O Brasil organizara o Campeonato Mundial de Futebol de 1950 para o vencer. Construíra-se o maior estádio do Mundo, o Maracanã no Rio de Janeiro, com uma lotação oficial de 155.250 espectadores, para que ele fosse o palco de tal consagração. E, desde o início da competição, a 24 de Junho, tudo parecia estar a correr de feição para os anfitriões, que sempre se haviam considerado uma nação de bons de bola. Bem para o Brasil e mal para alguns dos seus rivais mais exuberantes, como a Itália, que se sagrara bicampeã Mundial em 1934 e 1938, ou a Inglaterra, que, porque inventara o jogo, se julgava dona dele; uma e outra selecções já tinham ido para casa, eliminadas, passear a sua (falta de) categoria. Em contrapartida, a selecção brasileira ia acumulando goleadas. Por uma vez, a fase final para apuramento do campeão foi organizada em esquema de campeonato, em que todos os quatro semifinalistas se encontravam entre si. O Brasil despachara a Suécia por 7-1 e a Espanha por 6-1. Em contraste, o Uruguai, que neste último jogo era a única equipa em condições de roubar o título aos brasileiros, empatara com a Espanha 2-2 e vencera tangencialmente a Suécia por 3-2. Mas, para o fazer, precisava imperativamente de ganhar o jogo; em caso de empate, o Brasil sagrar-se-ia campeão. Com tudo a favorecer, no Rio de Janeiro, por todo o Brasil, era a festa antecipada. Com aquela habilidade bem brasileira de dar um jeitinho e apesar da lotação oficial, os dados oficiais dão uma presença de 199.854 pessoas no estádio do Maracanã nesse dia 16 de Julho de 1950 - há precisamente 70 anos. E depois, foi o jogo, a bola é redonda e jogam onze de cada lado. O Uruguai não deixou o Brasil partir para a goleada, embora os brasileiros ainda tivessem marcado um golo, mas já na segunda parte. Depois, em menos de 15 minutos, os uruguaios deram a volta ao resultado, à frente dos 200 mil brasileiros que tinham lá ido para ver uma coisa completamente diferente.

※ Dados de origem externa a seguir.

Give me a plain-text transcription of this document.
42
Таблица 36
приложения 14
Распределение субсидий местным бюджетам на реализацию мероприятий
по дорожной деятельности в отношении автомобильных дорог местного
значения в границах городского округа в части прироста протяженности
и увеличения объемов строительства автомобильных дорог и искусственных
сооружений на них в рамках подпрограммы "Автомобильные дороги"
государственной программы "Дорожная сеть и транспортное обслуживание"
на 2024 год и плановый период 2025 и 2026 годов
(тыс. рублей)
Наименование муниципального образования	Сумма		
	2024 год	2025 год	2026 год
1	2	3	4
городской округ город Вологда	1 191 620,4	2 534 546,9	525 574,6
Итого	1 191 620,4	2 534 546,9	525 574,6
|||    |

O 75º ANIVERSÁRIO DO ENSAIO DO PRIMEIRO ENGENHO NUCLEAR EM ALAMOGORDO

16 de Julho de 1945. Pelas 05H30 da madrugada locais, em Alamogordo no Novo México, tem lugar o ensaio do primeiro engenho nuclear. Ao teste deu-se o nome de código de Trindade (Trinity) e foi um sucesso: o dispositivo detonou como antecipado, tendo a potência da explosão alcançado um efeito equivalente ao de 19 mil toneladas de um explosivo convencional (como o TNT). A partir daí todas as detonações nucleares passaram a ser avaliadas tendo como referência essa escala do efeito destruidor do TNT. Assistiram ao ensaio cerca de 260 pessoas entre cientistas e militares que estavam colocados a não menos de 9 km do local da explosão. Sentiram-se os efeitos desta a mais de 150 km dali e a nuvem em forma de cogumelo (desconhecida até então) atingiu a altitude de 12 km, mas as autoridades haviam forjado de antemão uma explicação associada à detonação por acidente de um enorme paiol de munições. Por outro lado, o local fora também escolhido por causa da ausência de população - a densidade populacional média do estado do Novo México era, à época, de apenas 1,6 habitantes por km². O presidente Harry Truman estava então na Europa, em Berlim, quando foi informado do sucesso do teste. Os Estados Unidos dispunham de mais dois engenhos do género, embora distintos no processo de funcionamento.